Pour l’inauguration du blog j’aimerais définir le terme de catharsis qui en fonde la raison d’être, bien que n’en demeure pas l’unique objectif.

N’ayant point les compétences littéraires nécessaires pour palabrer d’Aristote à Freud, cela se veut volontairement simpliste, bien que, cette notion soit fortement sujette à la controverse. Pour cause, le mot « catharsis », du grec ancien, signifie aussi bien la purification que la purgation…

Deux explications lui sont alors possibles.

La Purification Aristotélicienne

Pour Aristote la catharsis créée par l’art purifie l’âme de ses passions. 

Il décrit la tragédie (mais la notion de catharsis s’applique à toute forme d’art) comme moyen d’expulser de soi les tendances mauvaises qui demeurent en nous et ce en les voyant se produire devant nous. Le spectacle permet donc de soulager des tensions refoulées par la réalisation des fantasmes par procuration (imitation). Ainsi la tragédie n’est pas qu’un loisir mais une réelle invitation à méditer sur nous-même. Par les émotions qu’elle suscite, elle nous permet de réfléchir, de purifier notre âme et de nous réconcilier avec nous même d’une part mais aussi avec l’univers d’autre part. Cela a pour conséquence de rendre l’art plus que source d’esthétisme ; in fine l’art révèle notre essence (dimension métaphysique). Certains iront en outre, jusqu’à donner à l’art un rôle de pacificateur et d’apaisement social. 

aristote
Buste d'Aristote

La Psychanalyse

La psychanalyse amène le patient à raconter ses troubles ; sous forme verbale il décrit ses névroses, et ceci participe à l’en libérer. Cela rejoint donc l’hypothèse d’Aristote. Par ailleurs, à l’origine, la psychanalyse était nommée « cure cathartique ». Finalement nous pouvons considérer la psychanalyse comme une « cure de défoulement par la parole »…

La purgation des émotions

N’avez-vous jamais été surpris d’aimer ressentir des émotions négatives relatives à une chanson par exemple ? Le processus cathartique est la transformation des émotions en plaisir. En ce sens l’art est l’occasion d’apaiser une âme troublée en lui proposant un traitement du feu par le feu ; un traitement des émotions par les émotions. L’art se pose alors comme thérapeutique de l’âme et la poésie ne va donc en être qu’un minuscule pan.

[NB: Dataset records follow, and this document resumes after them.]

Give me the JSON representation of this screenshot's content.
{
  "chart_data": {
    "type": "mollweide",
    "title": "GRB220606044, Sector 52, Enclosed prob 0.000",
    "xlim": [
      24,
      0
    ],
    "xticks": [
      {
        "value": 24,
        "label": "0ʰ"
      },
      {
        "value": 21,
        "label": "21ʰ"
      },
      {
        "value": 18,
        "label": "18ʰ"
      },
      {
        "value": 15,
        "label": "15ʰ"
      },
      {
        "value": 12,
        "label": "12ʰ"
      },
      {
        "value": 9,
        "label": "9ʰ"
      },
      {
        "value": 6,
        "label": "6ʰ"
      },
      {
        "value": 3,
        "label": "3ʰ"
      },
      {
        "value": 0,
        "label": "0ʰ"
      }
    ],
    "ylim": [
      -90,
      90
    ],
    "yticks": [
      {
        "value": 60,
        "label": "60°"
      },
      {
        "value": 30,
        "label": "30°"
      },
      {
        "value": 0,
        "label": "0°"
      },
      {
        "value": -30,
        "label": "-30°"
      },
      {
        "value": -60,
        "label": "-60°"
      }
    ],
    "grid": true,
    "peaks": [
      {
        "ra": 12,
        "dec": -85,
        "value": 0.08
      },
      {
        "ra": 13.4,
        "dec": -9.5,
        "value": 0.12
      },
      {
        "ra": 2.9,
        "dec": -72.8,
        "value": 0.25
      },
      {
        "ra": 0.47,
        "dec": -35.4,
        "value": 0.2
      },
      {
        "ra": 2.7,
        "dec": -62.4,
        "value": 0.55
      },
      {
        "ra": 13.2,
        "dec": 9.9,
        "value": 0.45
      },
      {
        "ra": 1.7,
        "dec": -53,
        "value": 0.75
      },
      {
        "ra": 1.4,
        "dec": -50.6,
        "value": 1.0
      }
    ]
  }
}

En résumé, la catharsis est l’Exorcisme de la peine grâce ou par l’art.

Ainsi ce blog vous permettra de :

      1.      Lire de la poésie et avoir du plaisir en vous libérant de vos émotions négatives
2.      Ecrire de la poésie (cure de défoulement par la parole )

Dysharmonie Temporelle

Dysharmonie temporelle

Pour premier sang, voilà une poésie sur le Temps. De la société moderne; un fléau, cette poésie se consacre à ses maux…

L’outrecuidance du temps qui passe,
Qui outrepasse sa propre guidance,
Qui t’efface avec insolence, 
Me gèle le sang – les os me glace.

 

Il est joie éphémère,
Et père de foi navrante,
Éternellement délétère, 
Agonie désopilante.

 

Il a la candeur d’hier, 
L’amertume de dorénavant,
Écho de l’inique présent,  
Il n’est qu’écliptique chimère.

 

Il est don empoisonné,
Éclat d’avenir sucré, 
Tel un miroir qui se fend,
Une malédiction des ans.

 

A l’aube de la félicité,
Par une nuit claire sonnera,

Le doux glas du dur trépas : 
Sacrée impiété empiétée.

 

Vaine veine vénéneuse,
Aux totaux toxiques.
Verveine fantaisiste,
Injection douteuse.

 

Un soyeux rideau d’étoiles,
Pour clore cette piscine cosmique,
L’heure du dernier feu féérique,
Illuminant une dernière toile…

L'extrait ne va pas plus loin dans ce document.